I think I'm throwing in the towel on "Tropic of Cancer." I really can't take it. I realized I started dreading going to bed every night because that is the time I read. And for those of you who don't know me well, I NEVER dread going to bed.I love to sleep. Its one of my favorite things to do actually. I'm pretty notorious in my family for snapping viciously at anyone who tries to disturb my sleep or tries to hold a conversation with me within a half an hour of me waking up - even longer if my coveted first cup of coffee hasn't nestled into my bloodstream yet. So, if I am dreading going to bed - me the lover of all things nocturnal, than there is a problem with this book. It is just so damn haphazard.
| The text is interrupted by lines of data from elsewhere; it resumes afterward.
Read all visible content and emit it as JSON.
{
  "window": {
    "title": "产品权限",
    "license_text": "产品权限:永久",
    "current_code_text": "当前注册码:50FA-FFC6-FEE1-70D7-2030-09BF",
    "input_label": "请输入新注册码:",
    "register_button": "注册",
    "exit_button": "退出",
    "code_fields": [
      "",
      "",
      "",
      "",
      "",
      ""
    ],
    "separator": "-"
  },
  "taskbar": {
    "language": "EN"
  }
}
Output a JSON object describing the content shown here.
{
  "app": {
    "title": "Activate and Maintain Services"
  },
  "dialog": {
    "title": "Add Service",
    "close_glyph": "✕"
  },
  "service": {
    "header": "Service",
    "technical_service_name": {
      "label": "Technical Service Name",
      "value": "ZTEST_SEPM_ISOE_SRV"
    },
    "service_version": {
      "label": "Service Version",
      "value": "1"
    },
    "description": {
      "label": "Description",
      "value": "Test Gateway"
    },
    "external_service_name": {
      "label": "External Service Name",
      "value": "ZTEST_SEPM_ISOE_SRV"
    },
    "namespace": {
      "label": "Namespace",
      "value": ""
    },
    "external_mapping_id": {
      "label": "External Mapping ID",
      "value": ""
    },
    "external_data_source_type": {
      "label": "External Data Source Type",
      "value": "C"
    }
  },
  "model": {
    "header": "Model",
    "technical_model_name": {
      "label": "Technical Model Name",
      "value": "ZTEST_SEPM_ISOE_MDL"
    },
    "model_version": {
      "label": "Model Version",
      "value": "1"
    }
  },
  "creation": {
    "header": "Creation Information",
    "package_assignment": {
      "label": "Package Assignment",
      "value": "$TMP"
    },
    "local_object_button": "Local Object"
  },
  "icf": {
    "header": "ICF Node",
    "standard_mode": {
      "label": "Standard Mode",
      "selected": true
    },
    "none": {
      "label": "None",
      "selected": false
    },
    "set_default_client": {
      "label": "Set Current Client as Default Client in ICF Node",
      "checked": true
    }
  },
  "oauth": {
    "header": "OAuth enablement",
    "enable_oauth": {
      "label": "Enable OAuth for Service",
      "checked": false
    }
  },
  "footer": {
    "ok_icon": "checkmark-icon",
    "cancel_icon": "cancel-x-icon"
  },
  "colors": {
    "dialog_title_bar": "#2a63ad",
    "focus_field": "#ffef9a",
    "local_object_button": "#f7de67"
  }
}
Its one run on sentence after another and endless descriptions of crap I could care less about. I will admit there are some beautiful passages describing the seedier side of Paris in the 30s but that's really where it all ends for me. I should just pull a George Costanza and leave it on a shelf in a boys locker room; then I wouldn't have to feel guilty about never finishing it. I feel like I shouldn't give up yet. I mean, the whole idea of this blog was to tackle the stuff that isn't necessarily the easiest to get through. Is my quitting a cop out?

If you are reading this and think I should keep going, let me know because if not, I'm going back to reading "Harry Potter" for the 3rd time.